Он бережно отвел ее руку и повторил просьбу. Получив перечницу, подвинул ее сыну:
— Поперчи чай, изобретатель! Замечательное средство от заворота мозгов и при сердечных расстройствах. А кроме того, по характеру заправки требуется.
Алексей не понял и, только разглядев на поверхности масляные блестки и кружки, сообразил, что, замечтавшись, вместо варенья положил в стакан баклажанной икры из банки, стоявшей перед ним на столе.
— Ты чего это, Алеша? — спросила Варвара Степановна.
— Не мешай, мать! — остановил ее Иван Филиппович. — Это он изобретает какую-нибудь карусельную печку для тебя с автоматическим переключением с ухвата на кочергу.
Алексей сконфуженно поднялся, чтобы вылить испорченный чай. В это время Иван Филиппович вдруг вскочил из-за стола и, подойдя к приемнику, из которого слышались далекие звуки скрипки, включил его на полную мощность.
Похожая на чудесный глубокий человеческий голос, запела скрипка. Из приемника лилась певучая мелодия «Песни без слов» Петра Ильича Чайковского.

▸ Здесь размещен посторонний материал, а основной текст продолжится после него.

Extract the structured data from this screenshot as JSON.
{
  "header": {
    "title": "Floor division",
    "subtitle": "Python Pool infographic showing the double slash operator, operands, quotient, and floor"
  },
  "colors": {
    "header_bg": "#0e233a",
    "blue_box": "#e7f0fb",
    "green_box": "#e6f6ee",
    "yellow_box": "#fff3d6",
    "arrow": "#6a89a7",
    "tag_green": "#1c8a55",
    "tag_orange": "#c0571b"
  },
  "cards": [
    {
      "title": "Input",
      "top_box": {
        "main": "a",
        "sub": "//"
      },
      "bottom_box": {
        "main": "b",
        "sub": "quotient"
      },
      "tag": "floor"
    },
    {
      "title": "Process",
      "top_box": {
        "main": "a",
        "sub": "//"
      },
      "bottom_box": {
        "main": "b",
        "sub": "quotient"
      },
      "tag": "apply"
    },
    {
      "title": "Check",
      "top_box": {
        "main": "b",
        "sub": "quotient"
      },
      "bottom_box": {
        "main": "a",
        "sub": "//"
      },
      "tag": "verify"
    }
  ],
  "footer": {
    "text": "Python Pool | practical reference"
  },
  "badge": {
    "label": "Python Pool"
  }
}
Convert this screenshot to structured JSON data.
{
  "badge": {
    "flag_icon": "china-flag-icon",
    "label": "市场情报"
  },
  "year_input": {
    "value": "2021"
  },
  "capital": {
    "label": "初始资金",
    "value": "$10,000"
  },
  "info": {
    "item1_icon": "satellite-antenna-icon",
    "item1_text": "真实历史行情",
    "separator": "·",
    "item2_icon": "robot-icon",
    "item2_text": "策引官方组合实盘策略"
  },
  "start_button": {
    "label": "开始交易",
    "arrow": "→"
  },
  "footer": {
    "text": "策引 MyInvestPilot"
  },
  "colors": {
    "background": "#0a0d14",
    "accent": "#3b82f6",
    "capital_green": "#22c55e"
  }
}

И почти одновременно с начавшейся музыкой в дверях комнаты появилась взволнованная и сияющая Таня.
— Можно, я послушаю у вас? — спросила она, присаживаясь на стул и наспех укладывая под косынку косы, которые, очевидно, только что начала расплетать. Глаза ее светились как-то необыкновенно. Повязав косынку, она подперла рукою щеку и обратилась в слух.